The anti-smoking drug varenicline may also be able to help problem drinkers cut down on alcohol, a preliminary study suggests.
In a study of 20 smokers who were also heavy drinkers, Yale University researchers found that those who took varenicline for one week became less interested in drinking.
They reported less craving for alcohol, and, when given the chance to have a few drinks in the laboratory setting, they opted to drink less than their counterparts who'd been given a placebo.
The findings are published online in the journal Biological Psychiatry.
Varenicline, sold under the tradename Chantix, was approved in the US in 2006 to help smokers quit their habit. It works by acting on a brain receptor for nicotine, blocking some of nicotine's effects while also creating a nicotine-like "buzz" to curb withdrawal symptoms.
There's some evidence that alcohol also acts on this brain receptor, raising the possibility that varenicline could help cut heavy drinking - a common problem among smokers.
"A medication such as varenicline, which may target shared biological systems in alcohol and nicotine use, holds promise as a treatment for individuals with both disorders," Dr Sherry A. McKee, the lead researcher on the new study, said in a written statement.

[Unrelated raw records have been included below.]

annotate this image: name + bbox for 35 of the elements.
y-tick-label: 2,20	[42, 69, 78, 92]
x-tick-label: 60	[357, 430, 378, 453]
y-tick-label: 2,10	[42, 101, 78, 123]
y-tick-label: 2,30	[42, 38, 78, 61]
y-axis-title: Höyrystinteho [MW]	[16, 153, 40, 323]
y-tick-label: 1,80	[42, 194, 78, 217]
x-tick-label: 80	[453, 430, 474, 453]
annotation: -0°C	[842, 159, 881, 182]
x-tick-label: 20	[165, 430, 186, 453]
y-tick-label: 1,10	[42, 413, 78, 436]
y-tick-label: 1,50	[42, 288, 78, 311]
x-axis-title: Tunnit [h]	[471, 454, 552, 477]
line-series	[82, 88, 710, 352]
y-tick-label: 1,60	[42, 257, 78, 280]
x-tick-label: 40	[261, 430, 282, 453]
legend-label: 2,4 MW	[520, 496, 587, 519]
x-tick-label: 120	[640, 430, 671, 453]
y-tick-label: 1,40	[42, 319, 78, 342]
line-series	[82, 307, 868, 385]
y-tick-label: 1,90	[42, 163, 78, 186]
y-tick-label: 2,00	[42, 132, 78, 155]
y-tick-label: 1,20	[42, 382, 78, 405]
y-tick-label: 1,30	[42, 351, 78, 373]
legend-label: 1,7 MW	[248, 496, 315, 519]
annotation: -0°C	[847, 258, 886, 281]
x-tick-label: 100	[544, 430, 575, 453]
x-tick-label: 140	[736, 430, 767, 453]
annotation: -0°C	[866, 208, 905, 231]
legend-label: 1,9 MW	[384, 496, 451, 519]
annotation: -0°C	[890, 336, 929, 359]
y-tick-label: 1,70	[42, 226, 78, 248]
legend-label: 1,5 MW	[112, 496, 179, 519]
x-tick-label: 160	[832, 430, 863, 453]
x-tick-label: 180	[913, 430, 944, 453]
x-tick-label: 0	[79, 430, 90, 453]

For the study, which was funded by the National Institutes of Health, McKee's team recruited 20 smokers who drank heavily but were not alcoholic. Half of the participants took Chantix for a week, and half were given placebo pills.
The researchers then gave each participant a dose of alcohol in the lab to see what their responses would be. Afterward, the men and women were allowed to have up to eight alcoholic drinks if they chose.
In general, McKee's team found, the varenicline group reported less alcohol craving and less of a "high" following the initial alcohol dose. And when given the chance to drink more, varenicline users had less than one drink, on average, compared with the placebo group's two to three drinks.
Eighty percent of the varenicline group chose not to drink at all, whereas only 30 percent of the placebo made the same decision, the researchers found.
"We anticipate that the results of this preliminary study will trigger clinical trials of varenicline as a primary treatment for alcohol use disorders, and as a potential dual treatment for alcohol and tobacco use disorders," McKee said.
There were no serious side effects among varenicline users, according to the researchers.
There have, however, been safety concerns raised about the drug since its approval, including reports of suicidal thoughts and behavior in some varenicline users. After a review of those reports last year, the US Food and Drug Administration called on Chantix maker Pfizer Inc. to boost the prominence of the drug's label warnings.